Hahn: Die Schäden in der Anlage sind beträchtlich. Die Reaktorgebäude 1, 3 und 4 sind zerstört. Die Sicherheitsbehälter scheinen zwar überwiegend intakt zu sein, außer in Block 2. Alles ist jedoch mehr oder weniger stark verstrahlt. Man wird auch hier die Anlage einschließen müssen. Der Betreiber ist schon dabei, darüber nachzudenken, über Folien zum Beispiel. Der Unterschied ist nur: Anders als in Tschernobyl muss man hier für die weitere Kühlung an die Gerätschaften herankommen, an die Pumpen zum Beispiel.
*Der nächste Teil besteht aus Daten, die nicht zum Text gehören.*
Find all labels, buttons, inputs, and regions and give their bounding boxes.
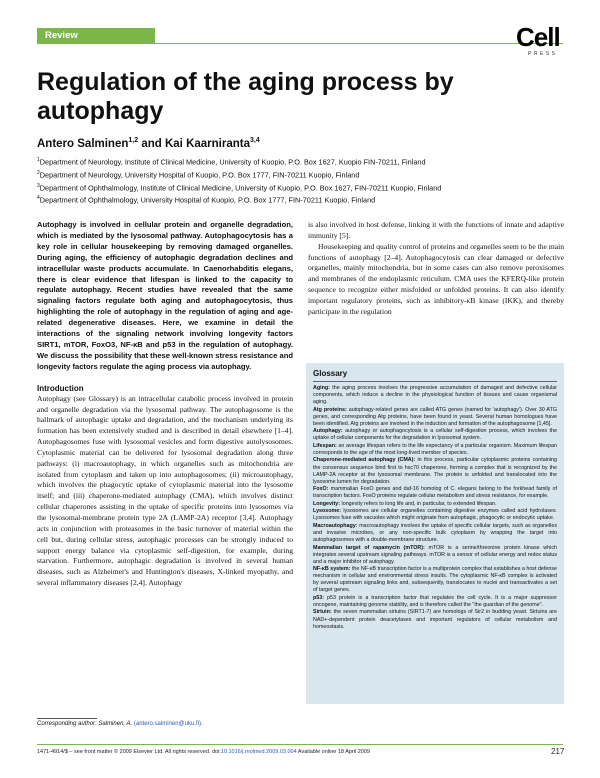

Man muss sie warten und bedienen können. Denn wenn die Kühlung aussetzt, gehen die Probleme von vorne los. Aber insgesamt sind wir noch längst nicht so weit. Noch müssen wir ja Wasser von außen auf die Anlagen schütten!
dapd: Schon nach dem Unglück in Tschernobyl hat sich - zumindest zeitweise - die Stimmung gegen die Kernenergie gewendet. Sind die Proteste, die wir jetzt sehen, damit vergleichbar?
Hahn: Da sind wir jetzt auf einer anderen Stufe. Obwohl Japan viel weiter entfernt ist als die Ukraine, habe ich den Eindruck, dass das Unglück in Fukushima die Menschen viel mehr entsetzt.
dapd: Warum?
Hahn: Tschernobyl war für viele ein Warnschuss, der die Menschen nachdenklich gemacht hat. Danach war in Deutschland die Mehrheit für die Atomkraft nicht mehr gegeben. Als der Atomausstieg beschlossen wurde, hatten wir eine Art Befriedung in der Gesellschaft. Eine Akzeptanz, dass wir die letzten paar Jahre Atomenergie eben noch hinnehmen. Aber die Laufzeitverlängerung, die im vergangenen Herbst beschlossen wurde, hat die Menschen sehr empört. Und zwar nicht nur die klassische Anti-AKW-Bewegung, sondern auch viele normale Bürger, quer durch die politischen Parteien. Die Laufzeitverlängerung ist ein entscheidender Faktor dafür, dass der Widerstand gegen Atomkraft jetzt nach Fukushima so groß ist.
dapd: Nach Tschernobyl ging es trotzdem weiter mit der Atomkraft, auch in Deutschland.
Hahn: Auch damals hat es Gespräche zwischen Politik und Kraftwerksbetreibern über den Ausstieg aus der Atomkraft gegeben.
Aber sie sind gescheitert. Damals war allerdings auch der Widerstand nicht so groß, in der Bevölkerung wie in der Politik. Seit Fukushima haben wir da eine neue Qualität. Ich denke nicht, dass die Kernenergiebetreiber sich davon erholen können. In Deutschland zumindest.